На ужин детям выдали кусочек хлеба с маргарином и пресный чай с травами.
– Может, у них какой-то временный дефицит продуктов? Не может прием пищи быть таким скудным, – тихо недоумевал Иссур, разглядывая твердый ломтик. Мари стремительно поглощала свою порцию.
– В конце такого трудного дня даже мельчайшая крошка покажется блаженством, – заявила девочка с набитым ртом.
После ужина детей привели в барак и приказали ложиться спать.
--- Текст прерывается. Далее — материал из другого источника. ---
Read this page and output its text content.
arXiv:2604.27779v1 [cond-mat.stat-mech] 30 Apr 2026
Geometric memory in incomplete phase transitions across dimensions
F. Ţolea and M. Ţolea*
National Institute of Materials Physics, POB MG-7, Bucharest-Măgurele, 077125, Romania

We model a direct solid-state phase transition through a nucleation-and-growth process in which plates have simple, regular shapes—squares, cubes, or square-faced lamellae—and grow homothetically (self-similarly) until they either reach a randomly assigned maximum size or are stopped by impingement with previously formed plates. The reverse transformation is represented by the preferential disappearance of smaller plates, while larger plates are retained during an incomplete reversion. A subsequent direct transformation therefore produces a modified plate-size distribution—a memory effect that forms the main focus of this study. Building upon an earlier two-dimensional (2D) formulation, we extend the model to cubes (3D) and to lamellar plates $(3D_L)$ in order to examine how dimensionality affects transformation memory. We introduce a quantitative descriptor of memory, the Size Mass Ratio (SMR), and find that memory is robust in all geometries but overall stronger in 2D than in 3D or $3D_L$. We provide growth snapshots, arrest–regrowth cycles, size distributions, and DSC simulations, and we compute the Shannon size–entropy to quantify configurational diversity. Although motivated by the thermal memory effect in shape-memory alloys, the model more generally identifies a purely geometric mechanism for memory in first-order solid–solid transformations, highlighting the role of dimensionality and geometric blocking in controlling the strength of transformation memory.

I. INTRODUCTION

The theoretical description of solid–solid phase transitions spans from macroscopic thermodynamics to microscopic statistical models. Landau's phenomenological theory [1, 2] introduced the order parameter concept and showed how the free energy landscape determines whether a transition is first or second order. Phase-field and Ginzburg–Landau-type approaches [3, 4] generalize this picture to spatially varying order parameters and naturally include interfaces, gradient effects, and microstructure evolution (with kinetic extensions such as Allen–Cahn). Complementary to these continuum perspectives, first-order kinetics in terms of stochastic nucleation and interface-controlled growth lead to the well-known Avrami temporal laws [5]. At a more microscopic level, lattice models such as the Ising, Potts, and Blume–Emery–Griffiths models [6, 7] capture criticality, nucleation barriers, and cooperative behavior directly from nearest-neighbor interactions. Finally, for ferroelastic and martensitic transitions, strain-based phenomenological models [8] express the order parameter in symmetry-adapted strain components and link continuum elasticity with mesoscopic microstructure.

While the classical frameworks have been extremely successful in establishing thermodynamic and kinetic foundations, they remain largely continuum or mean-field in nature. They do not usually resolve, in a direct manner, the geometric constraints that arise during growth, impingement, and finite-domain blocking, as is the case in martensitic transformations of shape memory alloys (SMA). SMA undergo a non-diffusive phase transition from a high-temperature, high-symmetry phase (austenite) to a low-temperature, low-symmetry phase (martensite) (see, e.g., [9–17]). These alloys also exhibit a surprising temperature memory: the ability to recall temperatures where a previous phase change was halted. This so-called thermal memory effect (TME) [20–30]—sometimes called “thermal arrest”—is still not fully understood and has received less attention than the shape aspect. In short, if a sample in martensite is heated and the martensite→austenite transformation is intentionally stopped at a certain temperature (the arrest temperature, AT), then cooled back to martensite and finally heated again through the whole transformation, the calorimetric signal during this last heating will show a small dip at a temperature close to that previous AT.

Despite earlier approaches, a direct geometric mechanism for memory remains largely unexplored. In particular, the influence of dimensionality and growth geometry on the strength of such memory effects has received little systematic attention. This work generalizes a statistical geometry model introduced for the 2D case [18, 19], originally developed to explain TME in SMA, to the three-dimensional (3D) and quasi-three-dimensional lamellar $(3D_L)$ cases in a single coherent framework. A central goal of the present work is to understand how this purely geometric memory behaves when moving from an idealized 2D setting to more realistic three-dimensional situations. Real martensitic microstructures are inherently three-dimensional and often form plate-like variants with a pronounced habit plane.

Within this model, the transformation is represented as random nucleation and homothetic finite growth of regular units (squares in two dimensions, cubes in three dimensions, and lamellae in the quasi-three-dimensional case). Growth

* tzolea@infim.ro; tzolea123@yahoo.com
На нарах лежали тонкие серые одеяла с пятнами от жира. Мари поморщилась. Однако под вечер решил немного пошалить прохладный ветерок, и девочка нехотя завернулась в ткань будто гусеница в кокон. Иссур лег рядом с подругой. Горячее дыхание мальчика обожгло шею Мари.
– Эй! Ты чего удумал?
– Извини, – Иссур расстроенно повернулся на другой бок. Спустя пару минут девочке стало неловко и стыдно. Она перевернулась, занесла руку над спиной друга и через пару мгновений неуверенно опустила ее. Иссур дернулся от неожиданности и пронзил подругу ошарашенным взглядом.
– Прости, мне просто… страшно, – от смущения Мари прикрыла глаза и собралась было убрать руку. Однако друг не отодвинулся от девочки, а наоборот, крепко прижал ее к себе и шепнул:
– Не бойся, я с тобой. Этой ночью и всегда.
Засыпая, Мари все никак не могла понять, почему простые человеческие объятия греют лучше, чем созданное для этого одеяло.